Pumping liquids with light

March 18, 2019
Researchers develop laser-driven photoacoustic micro pump 

As a millennial, I lived through the evolution of cell phones that took place in during the ‘90s and early 2000s. From the flip phone, to the sliders, and I even had one that was a phone on one side and an MP3 player on the other (Samsung’s m620 Upstage, if you want to do a quick search). As manufacturers experimented with phone styles, I was always excited to get the newest thing, but my dad would always warn me, “the more moving parts there are, the more likely it will break.” As usual, he was right. Now, with my iPhone, there’s no flipping, sliding or other manipulation, and unless I drop it, it’s generally low-maintenance and isn’t likely to break.

I think it’s safe to say that my dad’s theory can apply to more than just cell phones. The more moving parts that can wear or get damaged, the more maintenance any mechanical item requires.

When it comes to micro pumps, maintenance isn’t exactly easy. Looking for a way to eliminate the moving parts, thus reducing the required maintenance, researchers at the University of Houston (UH), along with researchers from University of Electronic Science and Technology of China, Henan University of Engineering, and Purdue University, developed a potential solution using light to drive liquid flow.

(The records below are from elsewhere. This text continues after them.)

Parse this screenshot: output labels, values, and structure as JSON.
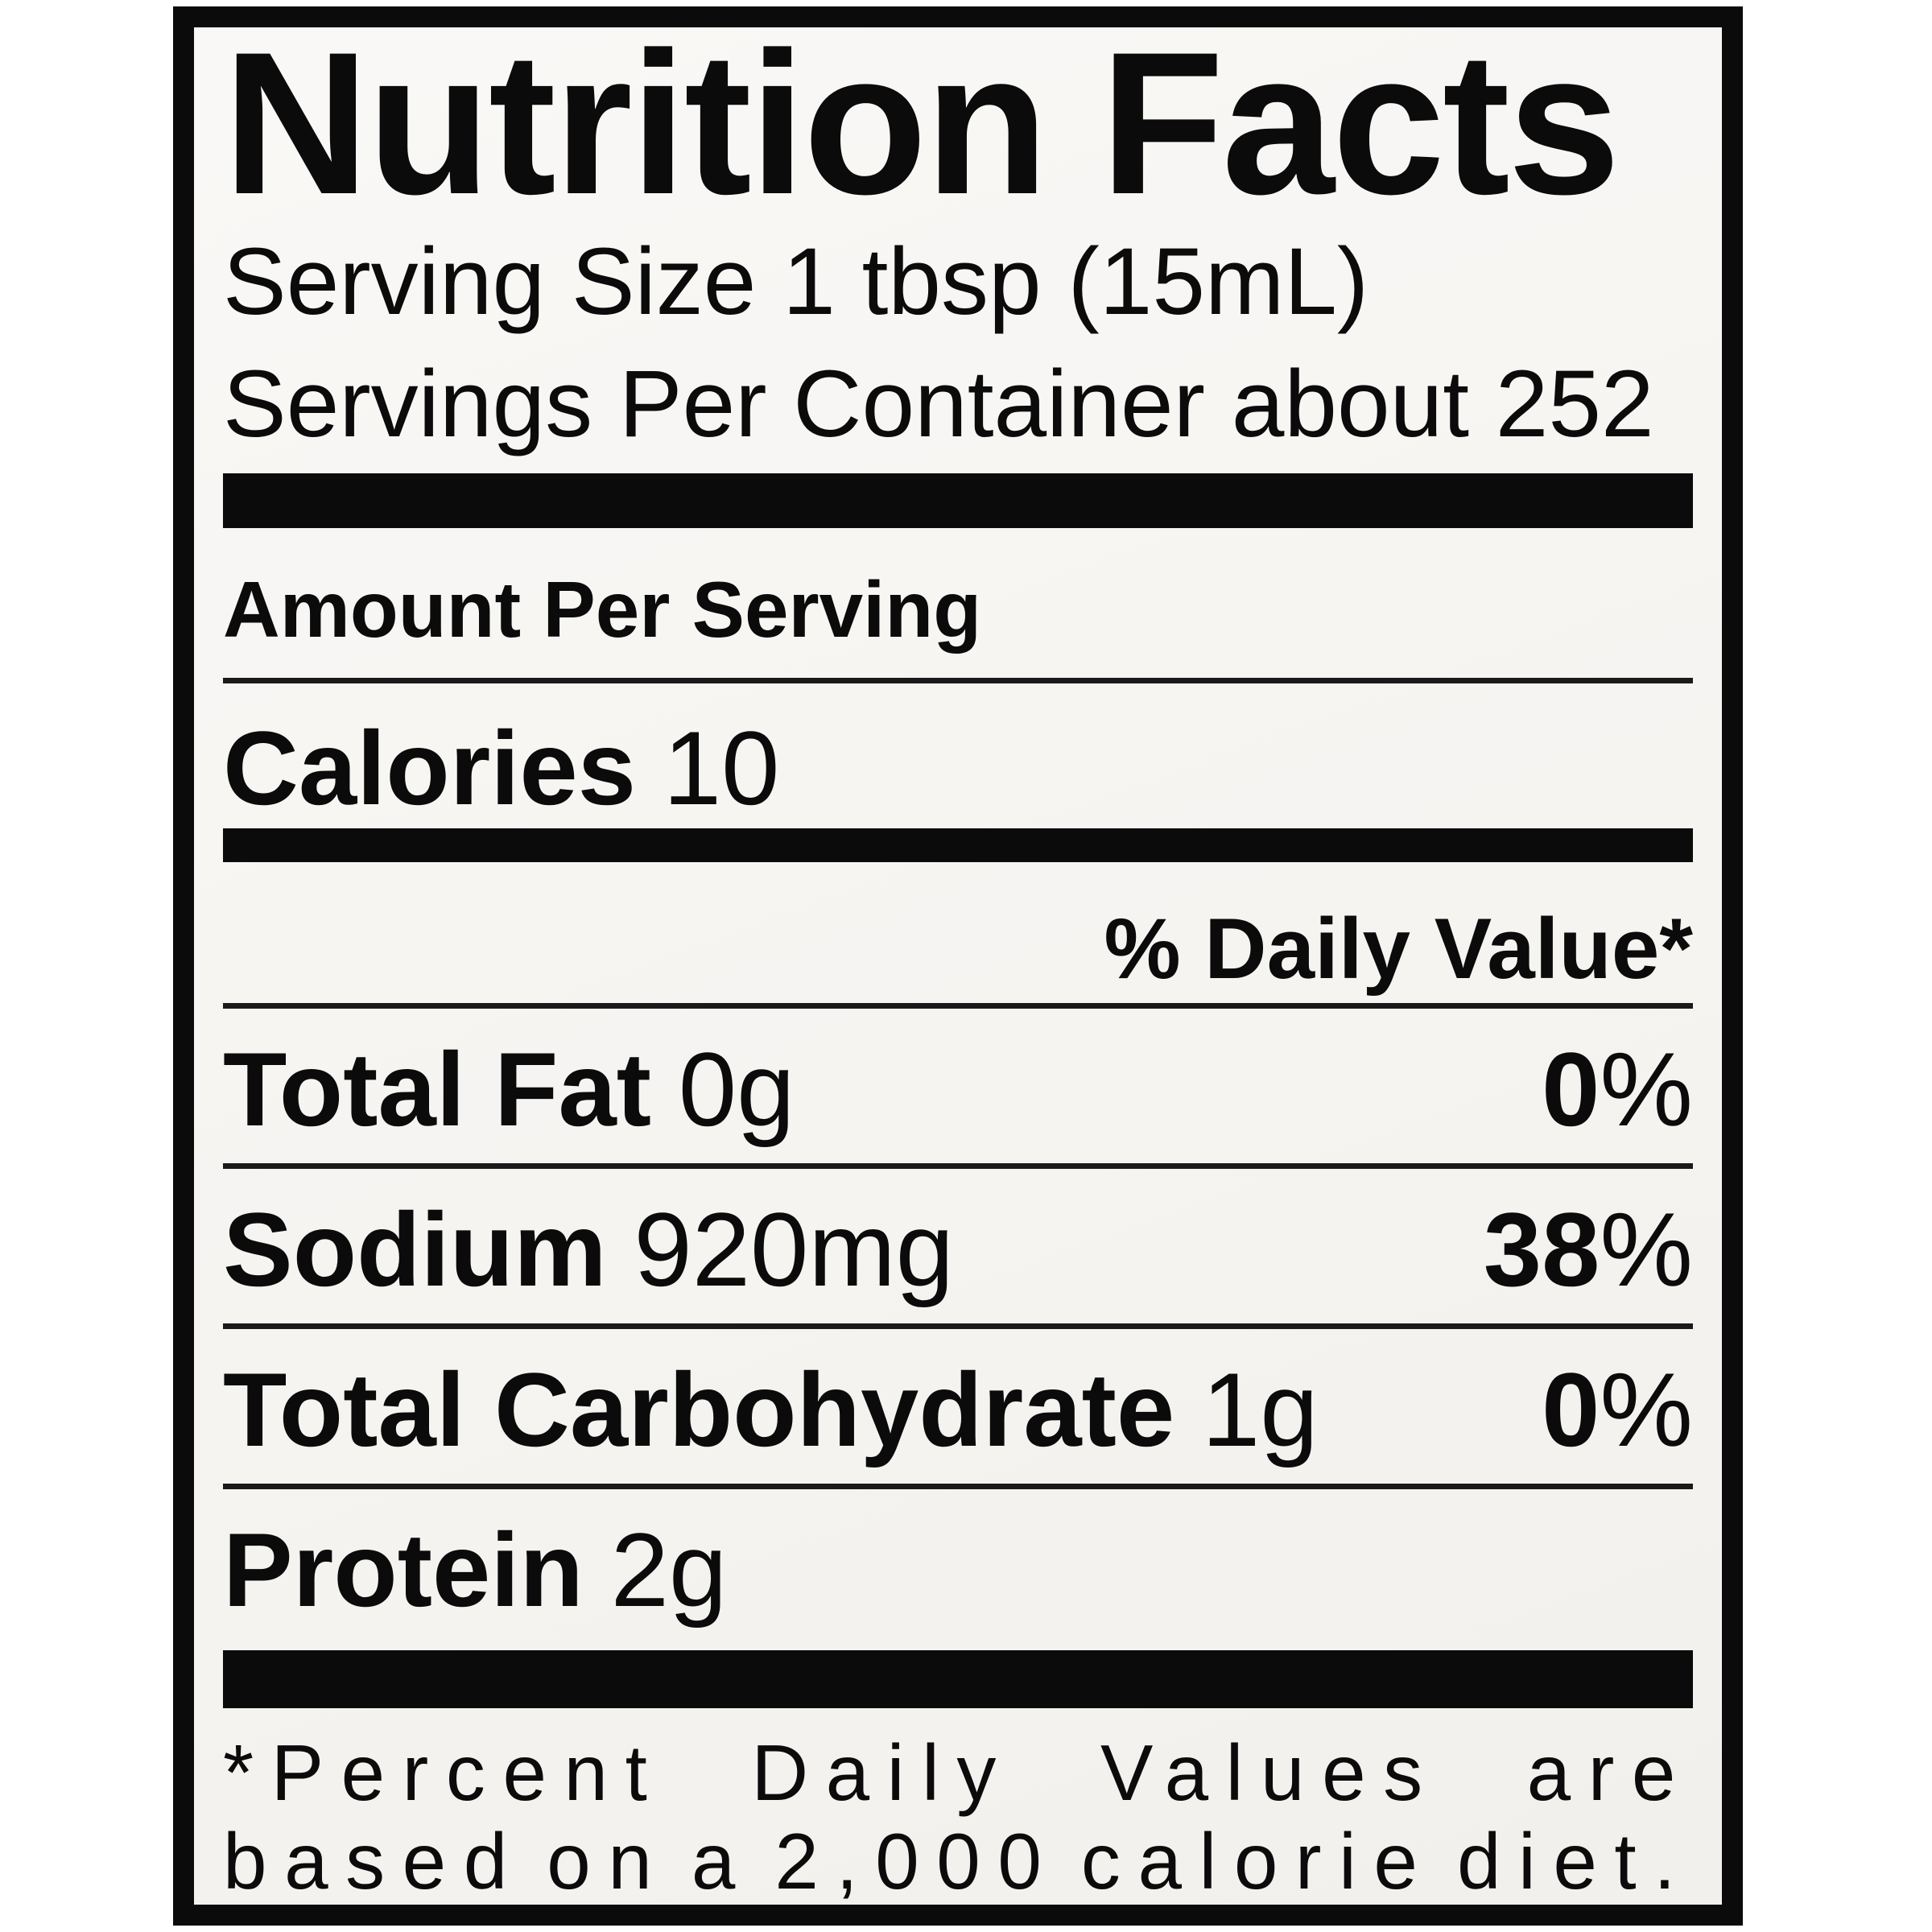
{
  "label": {
    "title": "Nutrition Facts",
    "serving_size": "Serving Size 1 tbsp (15mL)",
    "servings_per_container": "Servings Per Container about 252",
    "amount_per_serving": "Amount Per Serving",
    "calories_label": "Calories",
    "calories_value": "10",
    "daily_value_header": "% Daily Value*",
    "nutrients": [
      {
        "name": "Total Fat",
        "amount": "0g",
        "dv": "0",
        "unit": "%"
      },
      {
        "name": "Sodium",
        "amount": "920mg",
        "dv": "38",
        "unit": "%"
      },
      {
        "name": "Total Carbohydrate",
        "amount": "1g",
        "dv": "0",
        "unit": "%"
      },
      {
        "name": "Protein",
        "amount": "2g",
        "dv": "",
        "unit": ""
      }
    ],
    "footnote_line1": "*Percent Daily Values are",
    "footnote_line2": "based on a 2,000 calorie diet."
  },
  "colors": {
    "ink": "#0b0b0b",
    "paper": "#f7f5f2",
    "page": "#ffffff"
  }
}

Recently released in the Proceeding of the National Academy of Sciences, the group developed a laser-driven photoacoustic micro pump. Their pump is capable of moving liquids in any direction without moving parts or electrical contacts, according to a UH news article by Jeannie Kever titled “Researchers report new light-activated micro pump.”

Kever reports that the researchers fabricated a quartz substrate implanted with 1016 gold atoms per square centimeter. Then, a pulsed laser was targeted at the plate, causing the gold nanoparticles to generate an ultrasonic wave, which resulted in fluid movement via acoustic streaming.

This new research was based on the optofluidics principle discovered and reported in 2017 by the lab of Jiming Bao, associate professor of electrical and computer engineering at UH and lead author on the paper, Kever reports.

“This new micropump is based on a newly discovered principle of photoacoustic laser streaming and is simply made of an Au [gold] implanted plasmonic quartz plate,” the researchers wrote in their report. “Under a pulsed laser excitation, any point on the plate can generate a directional long-lasting ultrasound wave which drives the fluid via acoustic streaming.”

The researchers say this is just the beginning, as they’re still unclear about the how and why they’re able to drive flow in this manner, Kever reports.

“We need to understand the science better in order to develop the potential of its unforeseeable applications,” said Wei-Kan Chu, a physicist and project leader at the Texas Center for Superconductivity at UH, in the article.

Although the researchers developed this technology to solve problems with small mechanical pumps, I hope the application could grow, literally. I might have an overactive imagination, but maybe one day, industrial operations will transition from today’s pumps to a larger-scale version of what these researchers have created.